Corum is focusing on the little things to keep himself calm this week, the details that center his mind on the preparation instead of the rivalry noise. He’ll keep his music separated, ensuring he isn’t listening to the same music this week that he will be on game day, and he’ll watch film with a “not prepared yet” mindset to remind him to devote time to preparation instead of anticipation.
Whatever he does this week, whatever he’s done all year, whatever he’s been doing since he was a kid playing with his dog Savage back home in Virginia, all of it culminates toward Corum’s biggest stage yet.
“Blake in and of itself is a tremendous athlete, tremendous football player,” junior quarterback J.J. McCarthy said Monday. “But adding that extra motivation to this game, and just who he is, it’s gonna be a different Blake out there. I’m already knowing it, so I’m just excited to see (it) and watch him.”
Being his first big moment in The Game and his last in the Big House, Corum will have to manage plenty more than just the emotions of a Big Ten East title game and the various challenges that the Buckeyes’ elite defense pose. On a game day that will double as his 23rd birthday, Corum will carry the tune of a senior in his swan song in his heart, and probably a good dose of the football in his arms.
Since offensive coordinator Sherrone Moore took over as acting head coach two weeks ago, Michigan has been a run-first team. Not only did the Wolverines run it over 30 times in a row against Penn State, but they weren’t afraid to run early, often and on all three downs while executing a rush-heavy game plan against Maryland.
Whether that continues against Ohio State and whether McCarthy gets rolling again via the air is unknown, but at the very least it’ll be a mix of both.

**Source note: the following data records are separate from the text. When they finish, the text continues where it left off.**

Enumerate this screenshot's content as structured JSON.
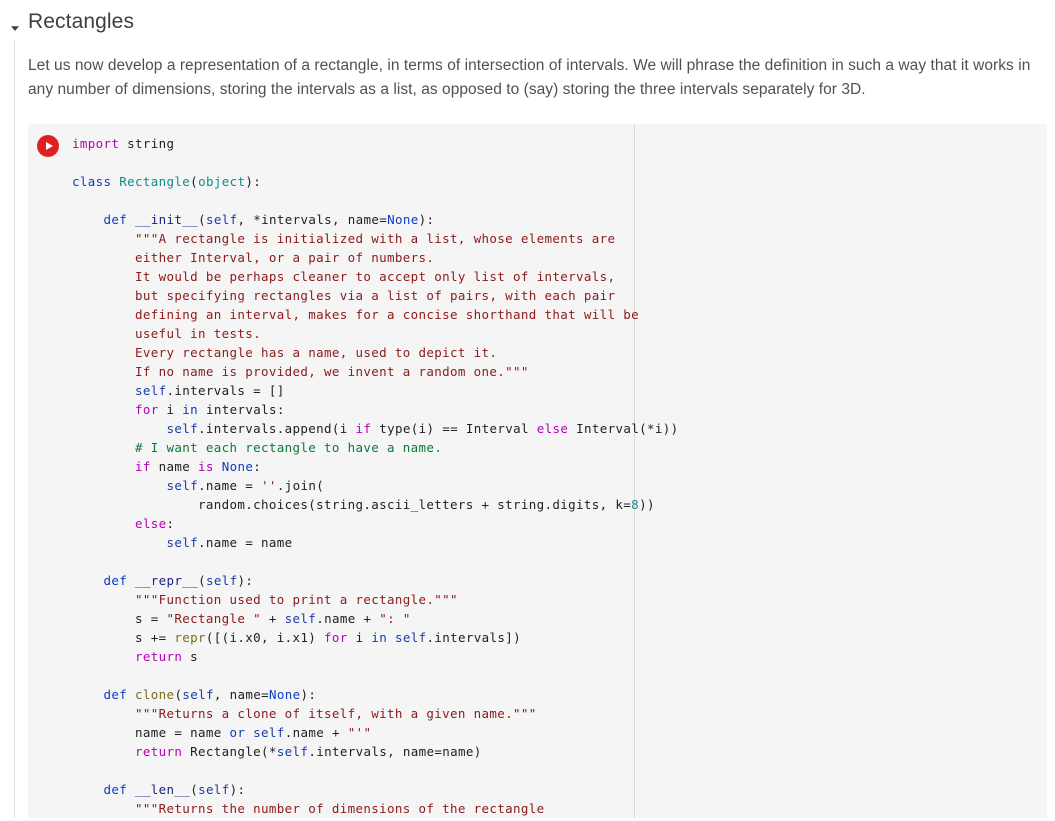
{
  "section": {
    "title": "Rectangles",
    "collapse_icon": "triangle-down-icon",
    "paragraph": "Let us now develop a representation of a rectangle, in terms of intersection of intervals. We will phrase the definition in such a way that it works in any number of dimensions, storing the intervals as a list, as opposed to (say) storing the three intervals separately for 3D."
  },
  "code_cell": {
    "run_icon": "play-icon",
    "run_icon_color": "#e02020",
    "background": "#f5f5f5",
    "ruler_color": "#d9d9d9",
    "language": "python",
    "colors": {
      "keyword": "#0d3cc4",
      "keyword_flow": "#b800b8",
      "class_name": "#118c8c",
      "function_name": "#7a6a1a",
      "self": "#1a3ca8",
      "string": "#8b1a1a",
      "comment": "#0b7a3b",
      "number": "#118c8c",
      "plain": "#202124"
    },
    "source": "import string\n\nclass Rectangle(object):\n\n    def __init__(self, *intervals, name=None):\n        \"\"\"A rectangle is initialized with a list, whose elements are\n        either Interval, or a pair of numbers.\n        It would be perhaps cleaner to accept only list of intervals,\n        but specifying rectangles via a list of pairs, with each pair\n        defining an interval, makes for a concise shorthand that will be\n        useful in tests.\n        Every rectangle has a name, used to depict it.\n        If no name is provided, we invent a random one.\"\"\"\n        self.intervals = []\n        for i in intervals:\n            self.intervals.append(i if type(i) == Interval else Interval(*i))\n        # I want each rectangle to have a name.\n        if name is None:\n            self.name = ''.join(\n                random.choices(string.ascii_letters + string.digits, k=8))\n        else:\n            self.name = name\n\n    def __repr__(self):\n        \"\"\"Function used to print a rectangle.\"\"\"\n        s = \"Rectangle \" + self.name + \": \"\n        s += repr([(i.x0, i.x1) for i in self.intervals])\n        return s\n\n    def clone(self, name=None):\n        \"\"\"Returns a clone of itself, with a given name.\"\"\"\n        name = name or self.name + \"'\"\n        return Rectangle(*self.intervals, name=name)\n\n    def __len__(self):\n        \"\"\"Returns the number of dimensions of the rectangle"
  }
}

That leaves plenty on Corum’s plate, and plenty of emotions along the way.
“It’ll definitely be emotional, but it’s The Game — who’s not going to be emotional?” Corum asked. “So I’ll definitely be amped up. Going down that tunnel one last time, definitely will have a lot of emotions going on.”
When Corum walks down the tunnel and onto the field at the Big House, all eyes will be on him — just like they were in Columbus — but this time for different reasons. There won’t be a brace around his knee, nor questions about his status. He’ll be the main rusher not just during warmups, but in The Game as well.
And after a week of adhering to his “not prepared yet” mindset and years of almost being the featured back of The Game, Corum hopes to walk onto the field as prepared as ever.